Die Sache hat einen weiteren schweren
Schönheitsfehler: Es ist keineswegs gesichert, dass es überhaupt einen Selbstmordattentäter
mit einem Lkw gab. Der Verlauf der Explosion sprach, einigen Berichten zufolge, eher dafür, dass sich
das Epizentrum im AMIA-Gebäude selbst befand, dass die Bombe also im Haus, vermutlich in dessen
drittem Stockwerk, versteckt war.
Der Angriff auf das AMIA-Gebäude war
weltweit der schwerste, der seit 1945 auf eine jüdische Einrichtung verübt wurde. Er muss aber in
engem Zusammenhang mit zwei anderen Attentaten betrachtet werden. Da hatte es zum einen in Buenos Aires am
17.März 1992 einen Bombenanschlag auf die israelische Botschaft gegeben, bei dem 29 Menschen
getötet wurden.

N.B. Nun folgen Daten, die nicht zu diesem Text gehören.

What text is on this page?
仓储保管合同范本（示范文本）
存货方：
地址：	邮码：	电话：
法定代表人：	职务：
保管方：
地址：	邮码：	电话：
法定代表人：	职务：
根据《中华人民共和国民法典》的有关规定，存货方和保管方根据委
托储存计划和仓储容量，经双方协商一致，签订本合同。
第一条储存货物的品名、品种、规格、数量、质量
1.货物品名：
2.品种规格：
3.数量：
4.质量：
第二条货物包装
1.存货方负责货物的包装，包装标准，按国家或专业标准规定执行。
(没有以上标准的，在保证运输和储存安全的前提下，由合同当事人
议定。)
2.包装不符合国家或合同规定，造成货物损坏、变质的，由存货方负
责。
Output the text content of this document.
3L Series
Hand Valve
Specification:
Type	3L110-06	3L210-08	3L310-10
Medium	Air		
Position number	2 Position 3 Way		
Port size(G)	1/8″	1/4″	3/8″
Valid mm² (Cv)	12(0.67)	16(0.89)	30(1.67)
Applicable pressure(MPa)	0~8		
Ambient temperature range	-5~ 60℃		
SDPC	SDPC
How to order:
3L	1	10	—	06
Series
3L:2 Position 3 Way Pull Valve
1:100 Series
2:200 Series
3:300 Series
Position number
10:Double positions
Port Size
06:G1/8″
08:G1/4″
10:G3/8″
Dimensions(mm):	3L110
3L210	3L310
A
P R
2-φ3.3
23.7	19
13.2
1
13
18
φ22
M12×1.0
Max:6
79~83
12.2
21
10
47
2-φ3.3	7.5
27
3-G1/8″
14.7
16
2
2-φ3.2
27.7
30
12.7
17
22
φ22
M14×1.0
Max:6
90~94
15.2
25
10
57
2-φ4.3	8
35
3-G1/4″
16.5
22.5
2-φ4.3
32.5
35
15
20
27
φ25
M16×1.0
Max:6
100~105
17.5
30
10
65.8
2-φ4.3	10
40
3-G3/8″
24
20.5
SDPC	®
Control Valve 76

BND-Informant Mesbahi schrieb auch dieses Attentat einem Auftrag der iranischen
Führung zu. Es spielt aber offenbar in den jetzt erlassenen neuen Haftbefehlen keine Rolle. Unter
anderem vielleicht, weil die argentinischen Behörden für diesen Anschlag noch nicht einmal einen
angeblichen Selbstmordattentäter präsentieren können.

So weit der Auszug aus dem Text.